Limited Legal Avenues for Stepchildren
Currently, stepchildren seeking to challenge a will that excludes them have limited options. One potential route is a “mutual wills” claim. This arises when a parent and stepparent initially created wills that provided for each other and their respective families, with an understanding that these wills would remain unchanged. If the stepparent later alters their will to exclude the stepchildren, a claim can be made arguing that the original agreement was binding.
However, proving the existence of such a binding agreement can be challenging. The legal landscape is further complicated by the fact that assets held jointly between a couple typically pass directly to the surviving spouse through survivorship, bypassing the deceased’s estate altogether. This means that even if a stepchild believes they were promised a share of the estate, the assets may not be subject to a claim if they are held jointly.
Jointly Held Assets and Potential Claims
As Michelle Pope, principal trustee at Public Trust, explained, the legal ownership structure – whether assets are held jointly with equal or unequal shares – is crucial. If property is jointly owned, it generally avoids probate and passes directly to the surviving owner. If not, the deceased’s share becomes part of their estate, potentially opening it up to claims.

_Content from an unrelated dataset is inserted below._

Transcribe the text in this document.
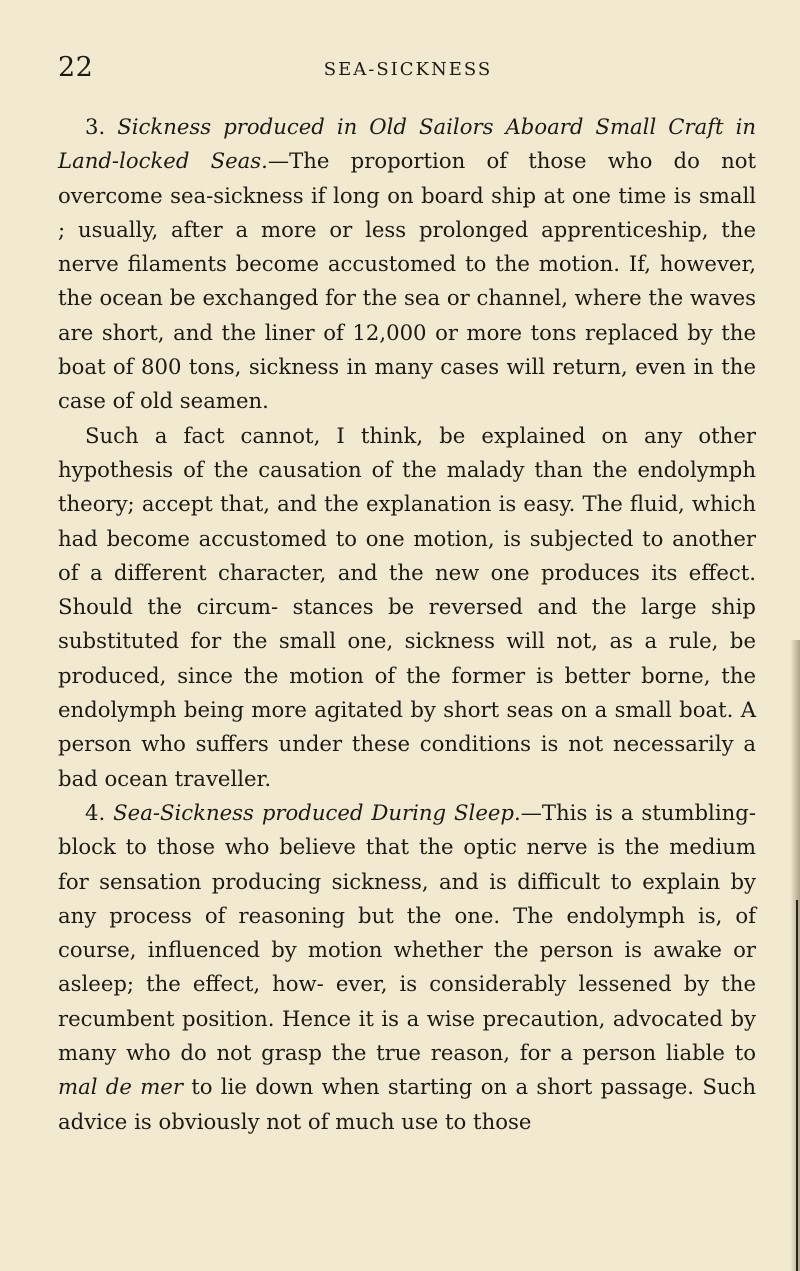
22	SEA-SICKNESS

3. Sickness produced in Old Sailors Aboard Small Craft in Land-locked Seas.—The proportion of those who do not overcome sea-sickness if long on board ship at one time is small ; usually, after a more or less prolonged apprenticeship, the nerve filaments become accustomed to the motion. If, however, the ocean be exchanged for the sea or channel, where the waves are short, and the liner of 12,000 or more tons replaced by the boat of 800 tons, sickness in many cases will return, even in the case of old seamen.

Such a fact cannot, I think, be explained on any other hypothesis of the causation of the malady than the endolymph theory; accept that, and the explanation is easy. The fluid, which had become accustomed to one motion, is subjected to another of a different character, and the new one produces its effect. Should the circum- stances be reversed and the large ship substituted for the small one, sickness will not, as a rule, be produced, since the motion of the former is better borne, the endolymph being more agitated by short seas on a small boat. A person who suffers under these conditions is not necessarily a bad ocean traveller.

4. Sea-Sickness produced During Sleep.—This is a stumbling-block to those who believe that the optic nerve is the medium for sensation producing sickness, and is difficult to explain by any process of reasoning but the one. The endolymph is, of course, influenced by motion whether the person is awake or asleep; the effect, how- ever, is considerably lessened by the recumbent position. Hence it is a wise precaution, advocated by many who do not grasp the true reason, for a person liable to mal de mer to lie down when starting on a short passage. Such advice is obviously not of much use to those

While a direct claim against a stepparent’s estate is often difficult, the stepchildren may have recourse through the stepparent’s estate itself. Pope notes that the estate could potentially make a claim to “claw back” assets, which could then become subject to a claim from the stepchildren, particularly if they believe they were not adequately provided for in the deceased’s will. This scenario is more likely to arise when the deceased had a clear will outlining their intentions.
The Risk of Informal Agreements
The case highlights the dangers of relying on informal agreements or assumptions regarding inheritance. The individual in question, whose partner recently passed away, was initially told by their legal firm that a claim from their stepchildren was “not possible,” only to have that position revised. This underscores the importance of seeking professional legal advice to understand the specific circumstances and potential risks.

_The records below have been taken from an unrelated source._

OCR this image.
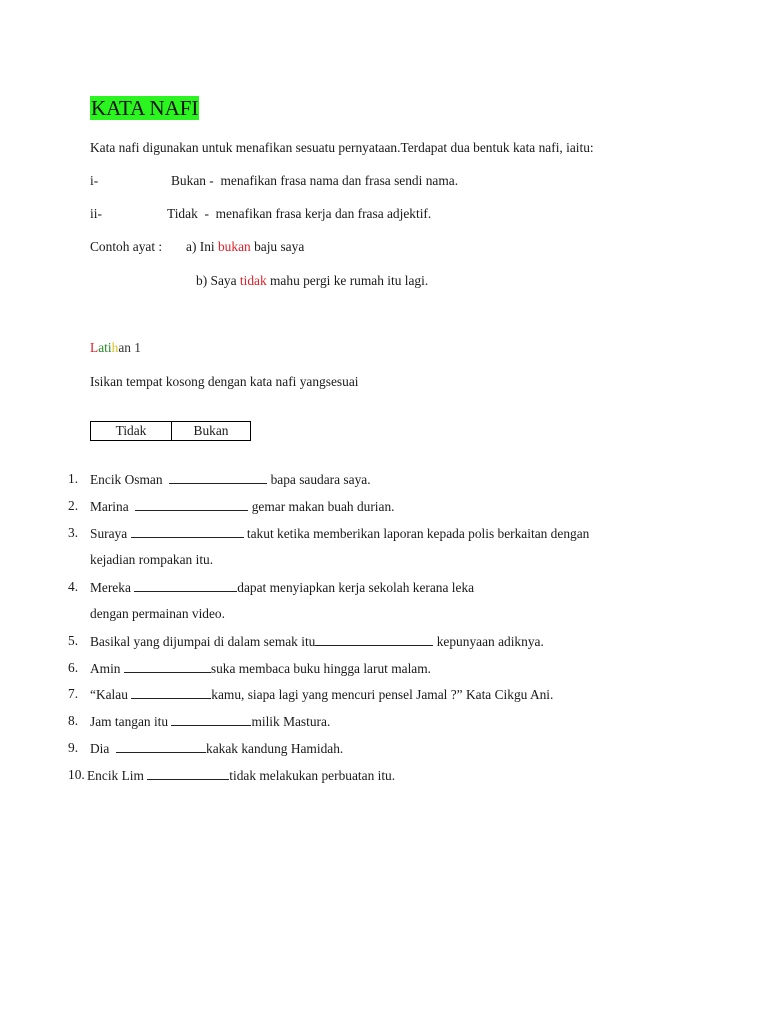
KATA NAFI
Kata nafi digunakan untuk menafikan sesuatu pernyataan.Terdapat dua bentuk kata nafi, iaitu:
i-	Bukan -  menafikan frasa nama dan frasa sendi nama.
ii-	Tidak  -  menafikan frasa kerja dan frasa adjektif.
Contoh ayat : a) Ini bukan baju saya
b) Saya tidak mahu pergi ke rumah itu lagi.
Latihan 1
Isikan tempat kosong dengan kata nafi yangsesuai
Tidak	Bukan
1. Encik Osman	bapa saudara saya.
2. Marina	gemar makan buah durian.
3. Suraya	takut ketika memberikan laporan kepada polis berkaitan dengan
kejadian rompakan itu.
4. Mereka	dapat menyiapkan kerja sekolah kerana leka
dengan permainan video.
5. Basikal yang dijumpai di dalam semak itu	kepunyaan adiknya.
6. Amin	suka membaca buku hingga larut malam.
7. “Kalau	kamu, siapa lagi yang mencuri pensel Jamal ?” Kata Cikgu Ani.
8. Jam tangan itu	milik Mastura.
9. Dia	kakak kandung Hamidah.
10. Encik Lim	tidak melakukan perbuatan itu.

The situation is further complicated by the emotional dynamics often present in blended families. In one instance, a grandchild overheard stepchildren discussing a potential legal claim to force the sale of the family home, causing significant distress to the surviving spouse and their own children. While such a forced sale is “probably not” possible, according to Pope, the mere threat of legal action can be deeply upsetting.

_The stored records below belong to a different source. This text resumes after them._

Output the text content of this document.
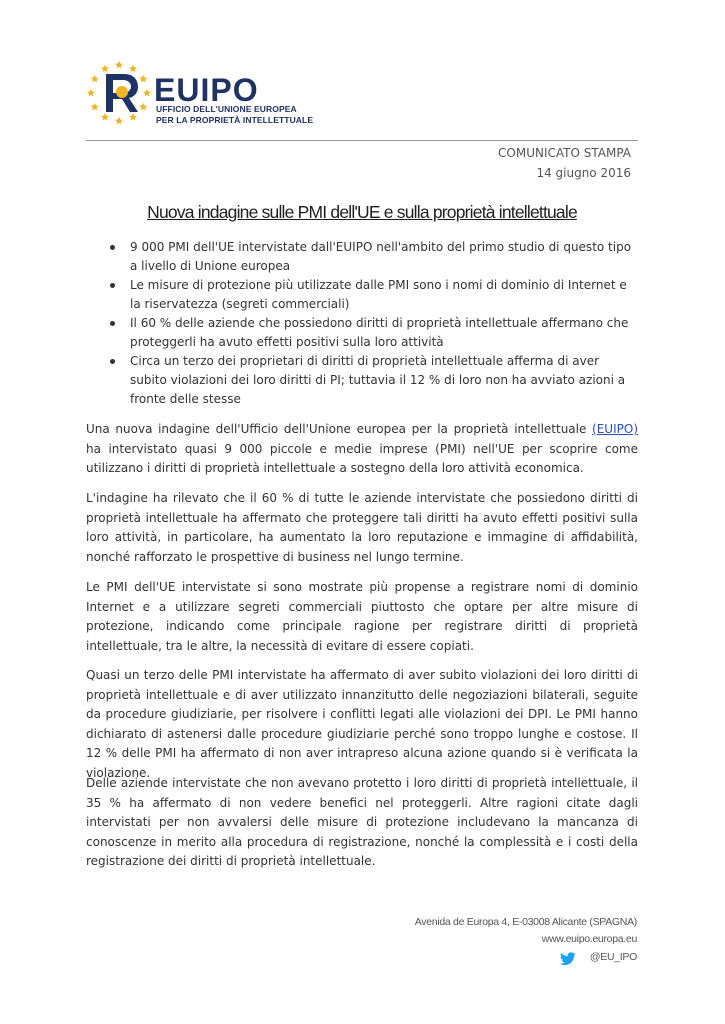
EUIPO
UFFICIO DELL'UNIONE EUROPEA
PER LA PROPRIETÀ INTELLETTUALE
COMUNICATO STAMPA
14 giugno 2016
Nuova indagine sulle PMI dell'UE e sulla proprietà intellettuale
9 000 PMI dell'UE intervistate dall'EUIPO nell'ambito del primo studio di questo tipo a livello di Unione europea
Le misure di protezione più utilizzate dalle PMI sono i nomi di dominio di Internet e la riservatezza (segreti commerciali)
Il 60 % delle aziende che possiedono diritti di proprietà intellettuale affermano che proteggerli ha avuto effetti positivi sulla loro attività
Circa un terzo dei proprietari di diritti di proprietà intellettuale afferma di aver subito violazioni dei loro diritti di PI; tuttavia il 12 % di loro non ha avviato azioni a fronte delle stesse

Una nuova indagine dell'Ufficio dell'Unione europea per la proprietà intellettuale (EUIPO) ha intervistato quasi 9 000 piccole e medie imprese (PMI) nell'UE per scoprire come utilizzano i diritti di proprietà intellettuale a sostegno della loro attività economica.

L'indagine ha rilevato che il 60 % di tutte le aziende intervistate che possiedono diritti di proprietà intellettuale ha affermato che proteggere tali diritti ha avuto effetti positivi sulla loro attività, in particolare, ha aumentato la loro reputazione e immagine di affidabilità, nonché rafforzato le prospettive di business nel lungo termine.

Le PMI dell'UE intervistate si sono mostrate più propense a registrare nomi di dominio Internet e a utilizzare segreti commerciali piuttosto che optare per altre misure di protezione, indicando come principale ragione per registrare diritti di proprietà intellettuale, tra le altre, la necessità di evitare di essere copiati.

Quasi un terzo delle PMI intervistate ha affermato di aver subito violazioni dei loro diritti di proprietà intellettuale e di aver utilizzato innanzitutto delle negoziazioni bilaterali, seguite da procedure giudiziarie, per risolvere i conflitti legati alle violazioni dei DPI. Le PMI hanno dichiarato di astenersi dalle procedure giudiziarie perché sono troppo lunghe e costose. Il 12 % delle PMI ha affermato di non aver intrapreso alcuna azione quando si è verificata la violazione.

Delle aziende intervistate che non avevano protetto i loro diritti di proprietà intellettuale, il 35 % ha affermato di non vedere benefici nel proteggerli. Altre ragioni citate dagli intervistati per non avvalersi delle misure di protezione includevano la mancanza di conoscenze in merito alla procedura di registrazione, nonché la complessità e i costi della registrazione dei diritti di proprietà intellettuale.

Avenida de Europa 4, E-03008 Alicante (SPAGNA)
www.euipo.europa.eu
@EU_IPO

Navigating Financial Advice and Protecting Assets
The case also touches upon the complexities of securing truly independent financial advice. Many financial advisors are compensated through commissions, which can create a conflict of interest, potentially leading them to recommend products that generate higher fees rather than those best suited to the client’s needs.
To avoid this, individuals can seek advisors who charge a fee for their services, either by the hour or as a flat rate for financial planning. However, all advisors are legally obligated to disclose their remuneration and potential conflicts of interest as part of the advice process. Nick Hakes, chief executive of Financial Advice NZ, encourages clients to ask detailed questions about an advisor’s fees, experience, and how they have assisted clients in similar situations.
The Importance of Estate Planning
The increasing prevalence of blended families underscores the critical need for careful estate planning. Pope emphasizes that having a will can help reduce the risk of legal disputes and provide clarity for families, although it cannot entirely prevent claims from being made.
Given the complexities involved, professional legal and financial advice is strongly recommended to ensure that an estate plan accurately reflects an individual’s intentions and minimizes the potential for future conflict. Failing to do so can leave vulnerable family members – both biological and stepchildren – facing financial uncertainty and legal battles.